Ferric Carboxymaltose (FCM)–Associated Hypophosphatemia (HPP): A Systematic Review

ABSTRACT Background Since 2015, ferric carboxymaltose (FCM), an intravenous (IV) iron formulation used for treating iron deficiency anemia (IDA), has been associated with an increasing number of reported hypophosphatemia (HPP) cases. Information on HPP clinical manifestations and incidence has not been reviewed. Methods We reviewed HPP‐associated adverse events reported to the FDA, case reports, case series, observational databases, clinical trials, meta‐analyses, and FDA‐approved labels. Our analysis found that FCM‐associated HPP is a clinically important adverse drug reaction (ADR). The most common clinical manifestations are general weakness, fatigue, bone pain, muscle pain, osteomalacia, and fractures. Information on rates of FCM‐associated HPP was from a review of clinical trials, observational databases, systematic reviews, and meta‐analyses. Results Clinical trials comparing FCM with other IV iron preparations identified FCM‐associated HPP rates between 50% and 92% versus 2% and 8% with other IV iron formulations. Meta‐analyses and systematic reviews confirmed these numbers. FDA‐approved FCM labels do not include details of available ADR information in case reports, case series, observational databases, randomized trials, and meta‐analyses.

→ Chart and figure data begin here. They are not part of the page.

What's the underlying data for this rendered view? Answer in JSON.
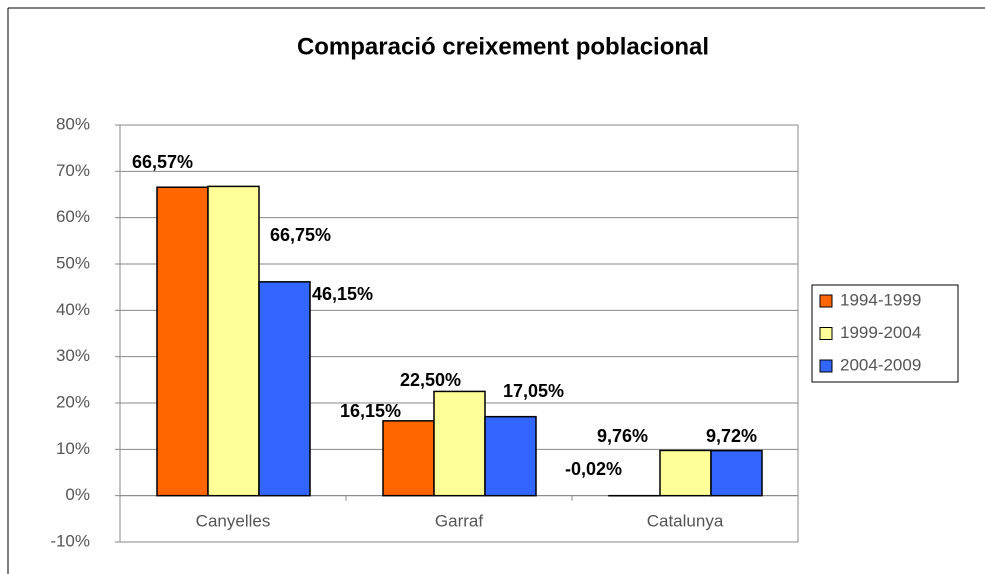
{
  "chart_data": {
    "type": "bar",
    "title": "Comparació creixement poblacional",
    "categories": [
      "Canyelles",
      "Garraf",
      "Catalunya"
    ],
    "series": [
      {
        "name": "1994-1999",
        "color": "#ff6600",
        "values": [
          66.57,
          16.15,
          -0.02
        ],
        "value_labels": [
          "66,57%",
          "16,15%",
          "-0,02%"
        ]
      },
      {
        "name": "1999-2004",
        "color": "#ffff99",
        "values": [
          66.75,
          22.5,
          9.76
        ],
        "value_labels": [
          "66,75%",
          "22,50%",
          "9,76%"
        ]
      },
      {
        "name": "2004-2009",
        "color": "#3366ff",
        "values": [
          46.15,
          17.05,
          9.72
        ],
        "value_labels": [
          "46,15%",
          "17,05%",
          "9,72%"
        ]
      }
    ],
    "ylim": [
      -10,
      80
    ],
    "yticks": [
      {
        "value": -10,
        "label": "-10%"
      },
      {
        "value": 0,
        "label": "0%"
      },
      {
        "value": 10,
        "label": "10%"
      },
      {
        "value": 20,
        "label": "20%"
      },
      {
        "value": 30,
        "label": "30%"
      },
      {
        "value": 40,
        "label": "40%"
      },
      {
        "value": 50,
        "label": "50%"
      },
      {
        "value": 60,
        "label": "60%"
      },
      {
        "value": 70,
        "label": "70%"
      },
      {
        "value": 80,
        "label": "80%"
      }
    ],
    "grid": true,
    "legend": "right"
  }
}
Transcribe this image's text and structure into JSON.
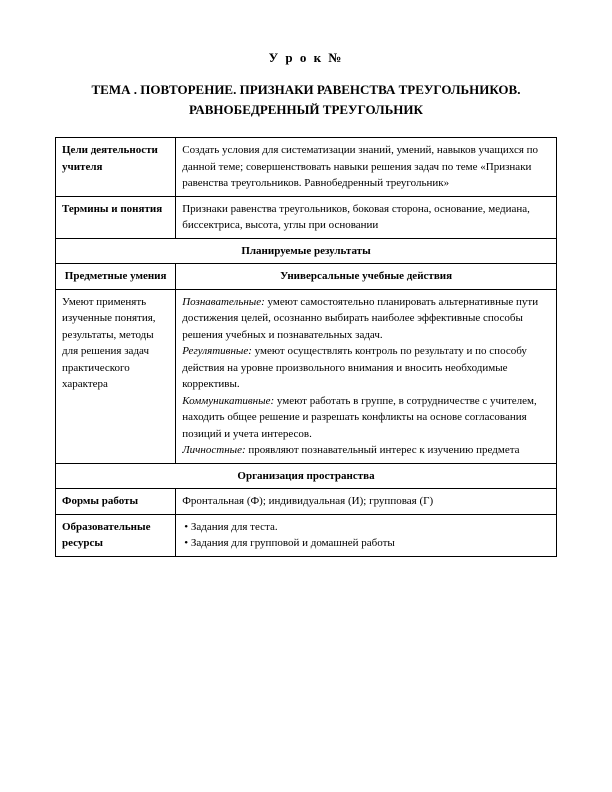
{
  "header": {
    "lesson_label": "У р о к  №",
    "title_line1": "ТЕМА . ПОВТОРЕНИЕ. ПРИЗНАКИ РАВЕНСТВА ТРЕУГОЛЬНИКОВ.",
    "title_line2": "РАВНОБЕДРЕННЫЙ ТРЕУГОЛЬНИК"
  },
  "table": {
    "row1": {
      "label": "Цели деятельности учителя",
      "content": "Создать условия для систематизации знаний, умений, навыков учащихся по данной теме; совершенствовать навыки решения задач по теме «Признаки равенства треугольников. Равнобедренный треугольник»"
    },
    "row2": {
      "label": "Термины и понятия",
      "content": "Признаки равенства треугольников, боковая сторона, основание, медиана, биссектриса, высота, углы при основании"
    },
    "section1": "Планируемые результаты",
    "subheader": {
      "left": "Предметные умения",
      "right": "Универсальные учебные действия"
    },
    "row3": {
      "label": "Умеют применять изученные понятия, результаты, методы для решения задач практического характера",
      "poznav_label": "Познавательные:",
      "poznav_text": " умеют самостоятельно планировать альтернативные пути достижения целей, осознанно выбирать наиболее эффективные способы решения учебных и познавательных задач.",
      "regul_label": "Регулятивные:",
      "regul_text": " умеют осуществлять контроль по результату и по способу действия на уровне произвольного внимания и вносить необходимые коррективы.",
      "komm_label": "Коммуникативные:",
      "komm_text": " умеют работать в группе, в сотрудничестве с учителем, находить общее решение и разрешать конфликты на основе согласования позиций и учета интересов.",
      "lich_label": "Личностные:",
      "lich_text": " проявляют познавательный интерес к изучению предмета"
    },
    "section2": "Организация пространства",
    "row4": {
      "label": "Формы работы",
      "content": "Фронтальная (Ф); индивидуальная (И); групповая (Г)"
    },
    "row5": {
      "label": "Образовательные ресурсы",
      "bullet1": "• Задания для теста.",
      "bullet2": "• Задания для групповой и домашней работы"
    }
  }
}
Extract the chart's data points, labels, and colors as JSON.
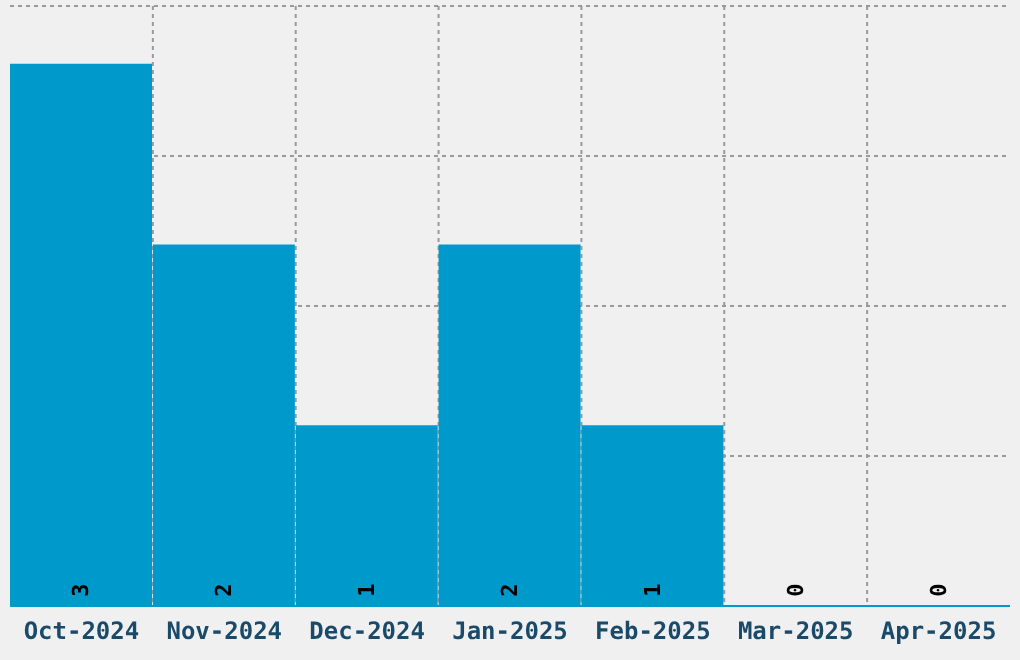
{
  "chart_data": {
    "type": "bar",
    "categories": [
      "Oct-2024",
      "Nov-2024",
      "Dec-2024",
      "Jan-2025",
      "Feb-2025",
      "Mar-2025",
      "Apr-2025"
    ],
    "values": [
      3,
      2,
      1,
      2,
      1,
      0,
      0
    ],
    "color": "#0099cc",
    "data_labels": true,
    "grid": true,
    "tick_labels": "x",
    "ylim": [
      0,
      3.32
    ],
    "yticks": [
      {
        "value": 0.83,
        "label": null
      },
      {
        "value": 1.66,
        "label": null
      },
      {
        "value": 2.49,
        "label": null
      }
    ]
  }
}
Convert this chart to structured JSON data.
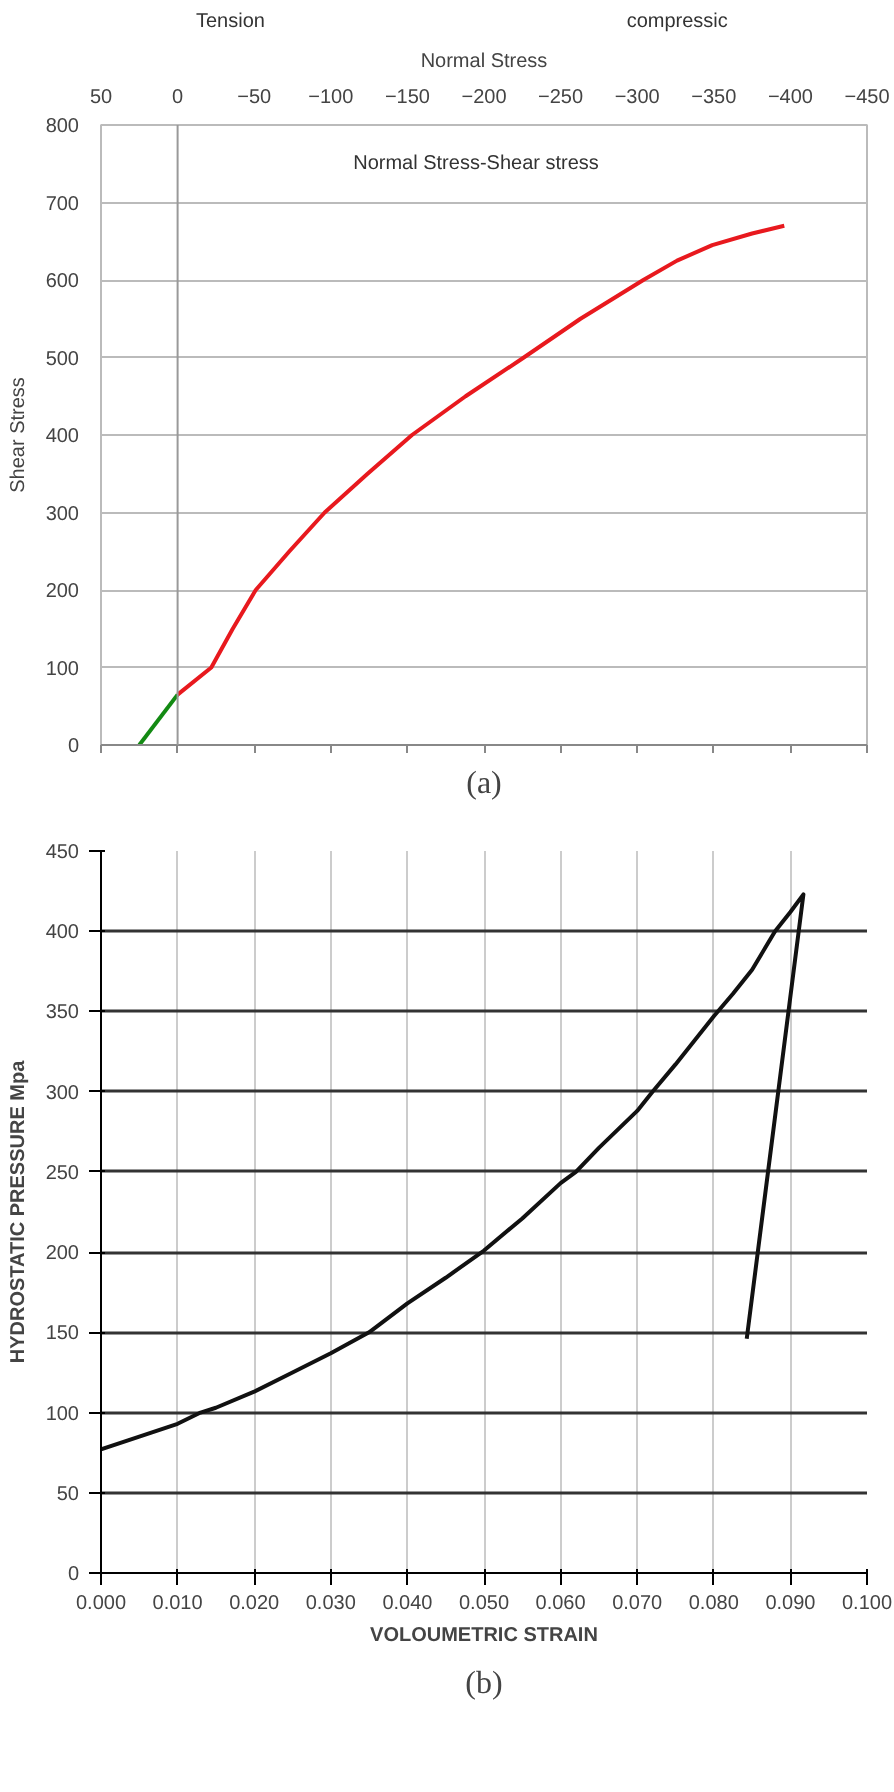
{
  "chart_data": [
    {
      "type": "line",
      "xlabel": "Normal Stress",
      "ylabel": "Shear Stress",
      "xlim": [
        50,
        -450
      ],
      "ylim": [
        0,
        800
      ],
      "xticks": [
        50,
        0,
        -50,
        -100,
        -150,
        -200,
        -250,
        -300,
        -350,
        -400,
        -450
      ],
      "yticks": [
        0,
        100,
        200,
        300,
        400,
        500,
        600,
        700,
        800
      ],
      "grid": "y",
      "series": [
        {
          "color": "#138a13",
          "x": [
            25,
            0
          ],
          "values": [
            0,
            65
          ]
        },
        {
          "color": "#e8191e",
          "x": [
            0,
            -22,
            -36,
            -51,
            -73,
            -96,
            -124,
            -153,
            -188,
            -226,
            -263,
            -304,
            -326,
            -349,
            -375,
            -396
          ],
          "values": [
            65,
            100,
            150,
            200,
            250,
            300,
            350,
            400,
            450,
            500,
            550,
            600,
            625,
            645,
            660,
            670
          ]
        }
      ],
      "ref_lines": [
        {
          "axis": "x",
          "value": 0,
          "color": "#999999"
        }
      ],
      "annotations": [
        "Tension",
        "compressic",
        "Normal Stress-Shear stress",
        "(a)"
      ]
    },
    {
      "type": "line",
      "xlabel": "VOLOUMETRIC STRAIN",
      "ylabel": "HYDROSTATIC PRESSURE Mpa",
      "xlim": [
        0,
        0.1
      ],
      "ylim": [
        0,
        450
      ],
      "xticks": [
        {
          "value": 0,
          "label": "0.000"
        },
        {
          "value": 0.01,
          "label": "0.010"
        },
        {
          "value": 0.02,
          "label": "0.020"
        },
        {
          "value": 0.03,
          "label": "0.030"
        },
        {
          "value": 0.04,
          "label": "0.040"
        },
        {
          "value": 0.05,
          "label": "0.050"
        },
        {
          "value": 0.06,
          "label": "0.060"
        },
        {
          "value": 0.07,
          "label": "0.070"
        },
        {
          "value": 0.08,
          "label": "0.080"
        },
        {
          "value": 0.09,
          "label": "0.090"
        },
        {
          "value": 0.1,
          "label": "0.100"
        }
      ],
      "yticks": [
        0,
        50,
        100,
        150,
        200,
        250,
        300,
        350,
        400,
        450
      ],
      "grid": true,
      "series": [
        {
          "color": "#111111",
          "x": [
            0,
            0.005,
            0.01,
            0.013,
            0.015,
            0.02,
            0.025,
            0.03,
            0.035,
            0.04,
            0.045,
            0.05,
            0.055,
            0.06,
            0.062,
            0.065,
            0.07,
            0.072,
            0.075,
            0.08,
            0.0825,
            0.085,
            0.088,
            0.09,
            0.0917,
            0.0843
          ],
          "values": [
            77,
            85,
            93,
            100,
            103,
            113,
            125,
            137,
            150,
            168,
            184,
            201,
            221,
            243,
            250,
            265,
            288,
            300,
            317,
            347,
            361,
            376,
            400,
            412,
            423,
            146
          ]
        }
      ],
      "annotations": [
        "(b)"
      ]
    }
  ]
}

Conclusion We conclude that although the FDA‐approved FCM Prescribing Label was updated in 2023, more robust recommendations on FCM‐associated HPP are needed to prevent negative outcomes including osteomalacia and fractures. For patient safety, FCM label should advise monitoring serum phosphate levels prior to initiating first doses and before subsequent doses for all patients. Given differences between the FDA‐approved FCM label and data reviewed herein, clinicians must be educated about FCM‐associated HPP, difficulties treating HPP cases, and should consider administering other IV iron formulations that have lower rates of HPP.